Today, the offspring of these moronic cavemen and (literally) holier-than-thou politicians are arrogantly proselytizing their religious ideology to the rest of the nation. The definitive 'answer' to the irresolvable philosophical mystery of 'when life begins' is rather simplistically conceived by men who can't. These ignorami are further threatening our already imperiled progress on women issue. These are the same zealots who were harking back to the constitution only a few years back, and now they are slapping the constitution right in its face. They dismiss the sacrosanct separation of church and state just because there's a historically logical (though not in any way binding) reference to god on our money, and what about the fourth amendment? Disdain of women's rights and voices are subtly sanctioned under the aegis of a major political party.

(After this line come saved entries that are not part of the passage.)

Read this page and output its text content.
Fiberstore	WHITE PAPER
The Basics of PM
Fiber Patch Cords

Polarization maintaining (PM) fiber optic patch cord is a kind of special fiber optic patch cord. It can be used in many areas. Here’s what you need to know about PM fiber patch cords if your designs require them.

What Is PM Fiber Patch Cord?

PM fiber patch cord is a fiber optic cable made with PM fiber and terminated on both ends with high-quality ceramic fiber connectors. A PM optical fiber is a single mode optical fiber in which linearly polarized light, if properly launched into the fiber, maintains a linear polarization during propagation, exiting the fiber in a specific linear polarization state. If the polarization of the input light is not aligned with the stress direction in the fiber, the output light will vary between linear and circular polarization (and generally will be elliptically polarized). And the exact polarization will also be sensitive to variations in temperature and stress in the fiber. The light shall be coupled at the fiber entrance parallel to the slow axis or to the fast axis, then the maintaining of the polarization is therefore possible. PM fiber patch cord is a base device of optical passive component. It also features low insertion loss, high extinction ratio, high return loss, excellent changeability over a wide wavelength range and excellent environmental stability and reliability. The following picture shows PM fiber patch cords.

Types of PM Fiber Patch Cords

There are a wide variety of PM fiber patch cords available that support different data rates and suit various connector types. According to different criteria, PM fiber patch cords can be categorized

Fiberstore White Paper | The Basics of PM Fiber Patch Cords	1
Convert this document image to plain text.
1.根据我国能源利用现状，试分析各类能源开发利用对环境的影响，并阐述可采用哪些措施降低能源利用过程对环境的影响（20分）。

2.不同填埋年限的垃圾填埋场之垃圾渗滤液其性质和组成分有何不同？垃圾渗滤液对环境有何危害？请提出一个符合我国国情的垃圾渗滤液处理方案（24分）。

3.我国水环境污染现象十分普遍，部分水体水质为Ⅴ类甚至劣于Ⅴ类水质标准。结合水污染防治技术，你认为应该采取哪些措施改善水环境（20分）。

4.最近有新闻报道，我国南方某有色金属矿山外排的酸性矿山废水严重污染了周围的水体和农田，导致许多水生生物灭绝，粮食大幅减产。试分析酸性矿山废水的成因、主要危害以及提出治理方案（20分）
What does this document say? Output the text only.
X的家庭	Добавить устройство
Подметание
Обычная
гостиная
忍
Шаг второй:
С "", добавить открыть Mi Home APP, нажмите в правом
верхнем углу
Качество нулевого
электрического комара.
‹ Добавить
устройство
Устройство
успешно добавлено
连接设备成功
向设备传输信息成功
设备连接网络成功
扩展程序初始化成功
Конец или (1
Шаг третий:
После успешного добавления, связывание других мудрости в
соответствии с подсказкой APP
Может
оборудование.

When Todd Akins speaks of legitimate vs. illegitimate rape gradation... or Richard Mourdoch says God intended conception resulting from rape, as horrible as rape is, as still a 'divine gift'... or Joe Walsh thinking science is advanced enough to not require abortion to save a woman's life... or Steve King not believing someone could get pregnant from incest or statutory rape...?? It really makes ones skin crawl, and one begins to see the fatuously sanctimonious pattern of the party towards women.

When did these men acquire the gall to speak publicly in this manner? This sort of speech is tantamount to racial bigotry: in this case it happens to be against a particular gender. Only 40 years or so back, one could speak a racial slur openly and not face any consequences. It took demonstrations, bloodshed, and the passage of several laws to make (at least) open racism intolerable, and outmoded. Nobody can use the 'N' word without serious backlash and outcry. So why is it open season to speak heinously about subjugating women's rights to the whim of a few lawmakers who happen to be men? Why isn't there more of an outcry? There has to be some acquiescence on the part of both women and men for these attitudes and laws to come to pass.

I am especially puzzled by women who still favor a party that is responsible for passing most of these laws or cutting of the funds that provides basic health care needs, especially to women who are less fortunate economically. Why would you support or vote for abrogation of your rights -- right wrenched from men after millennia of struggle? The nineteenth amendment was passed less than a century ago, to correct a glaring inequality. But there are already signs that the procession of those rights is not exactly headed in the right direction.

Women's Suffrage was the law that gave women not only a direct voice in the electoral process but also gave them the ability to run for office. Although there are improvements in terms of representation in Congress, it's not enough to impede the abrogation. Sandra Day O'Connor and David Souter, much to the chagrin of the conservatives, came down on the side of Roe Vs Wade. The current crop of ideological judges, of which six are Roman Catholics, may not see the law under the same light next time around.

Instead of frittering that precious right away by supporting a party that is constantly introducing new laws to beat the country back to a pre-Roe Vs Wade era, why not spend that right wisely: Why acquiesce further and axe off the wrong side of the tree branch you are sitting on?